November 14, 2013 at 1:29 am
Anybody have advice on conversions from "Technical Silos" to "Functional Groups". We are going through a re-org and what might make sense for some skill sets, does not seem to make sense for the operations DBA team. What is wrong with teams that focus on improving specific skills and systems instead of trying to absorb other technologies in order to provide substandard on call support participation.
We are only 3 DBA's that manage over 200 SQL Servers and the only reason we have kept things manageable, is the standardization we have made across all servers and I fear that if we are split into separate teams we will lose our common focus. A major portion of our duties are generic care and feeding of sql servers, performance troubleshooting, reliable DB deployment, and maintenance of updated lower environments.
If we are not working together it will be impossible for improvements made by one DBA to be known and used by the others. And the idea of one of the new team members from what used to be storage, networking, or platforms troubleshooting performance problems in a 1200 line stored procedure is as scary as letting me play with firewall rules or AD settings.
November 15, 2013 at 12:23 pm
steve.ledridge (11/14/2013)
Anybody have advice on conversions from "Technical Silos" to "Functional Groups". We are going through a re-org and what might make sense for some skill sets, does not seem to make sense for the operations DBA team. What is wrong with teams that focus on improving specific skills and systems instead of trying to absorb other technologies in order to provide substandard on call support participation.We are only 3 DBA's that manage over 200 SQL Servers and the only reason we have kept things manageable, is the standardization we have made across all servers and I fear that if we are split into separate teams we will lose our common focus. A major portion of our duties are generic care and feeding of sql servers, performance troubleshooting, reliable DB deployment, and maintenance of updated lower environments.
If we are not working together it will be impossible for improvements made by one DBA to be known and used by the others. And the idea of one of the new team members from what used to be storage, networking, or platforms troubleshooting performance problems in a 1200 line stored procedure is as scary as letting me play with firewall rules or AD settings.
OK, what you described in the part of your post that I put in bold type seems silly. "Functional groups" should mean "a group of people with various skill sets (possibly from various organizations within the company) who work cooperatively to achieve a common goal", not "a team where everyone tries to do the work that falls in everyone else's areas of expertise." It's an absolute waste to have a storage systems engineer troubleshooting database performance issues or a DBA debugging .NET code. It that's what your employer is planning, I would start looking for a new job ASAP.

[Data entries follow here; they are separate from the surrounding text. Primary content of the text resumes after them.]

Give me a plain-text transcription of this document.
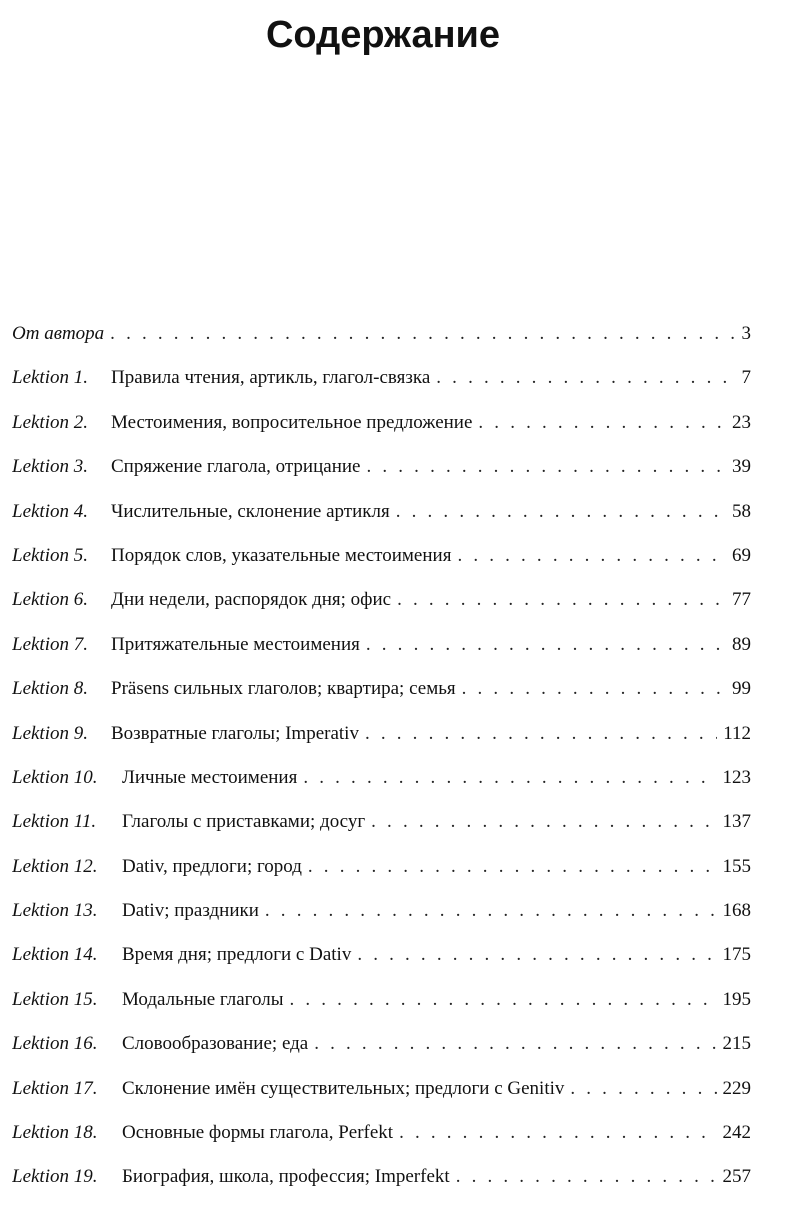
Содержание
От автора . . .	3
Lektion 1.	Правила чтения, артикль, глагол-связка . . .	7
Lektion 2.	Местоимения, вопросительное предложение . . .	23
Lektion 3.	Спряжение глагола, отрицание . . .	39
Lektion 4.	Числительные, склонение артикля . . .	58
Lektion 5.	Порядок слов, указательные местоимения . . .	69
Lektion 6.	Дни недели, распорядок дня; офис . . .	77
Lektion 7.	Притяжательные местоимения . . .	89
Lektion 8.	Präsens сильных глаголов; квартира; семья . . .	99
Lektion 9.	Возвратные глаголы; Imperativ . . .	112
Lektion 10.	Личные местоимения . . .	123
Lektion 11.	Глаголы с приставками; досуг . . .	137
Lektion 12.	Dativ, предлоги; город . . .	155
Lektion 13.	Dativ; праздники . . .	168
Lektion 14.	Время дня; предлоги с Dativ . . .	175
Lektion 15.	Модальные глаголы . . .	195
Lektion 16.	Словообразование; еда . . .	215
Lektion 17.	Склонение имён существительных; предлоги с Genitiv . . .	229
Lektion 18.	Основные формы глагола, Perfekt . . .	242
Lektion 19.	Биография, школа, профессия; Imperfekt . . .	257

My employer has separate development groups for each product line that include application developers, web designers, database developers, etc. and a separate DBA group that manages the SQL Server infrastructure. Each DBA primarily supports a particular development group or groups (although any of the DBAs can assist any development group as needed) and thus gets to know the people and business of "his" development group(s) but is directly responsible to the DBA manager for things like standardization, availability, security, maintenance, disaster recovery, etc. When both sides work to develop good communication and working relationships, conflicts between the needs and goals of the development groups and the needs and goals of the DBA group become much easier to resolve and everyone becomes more productive.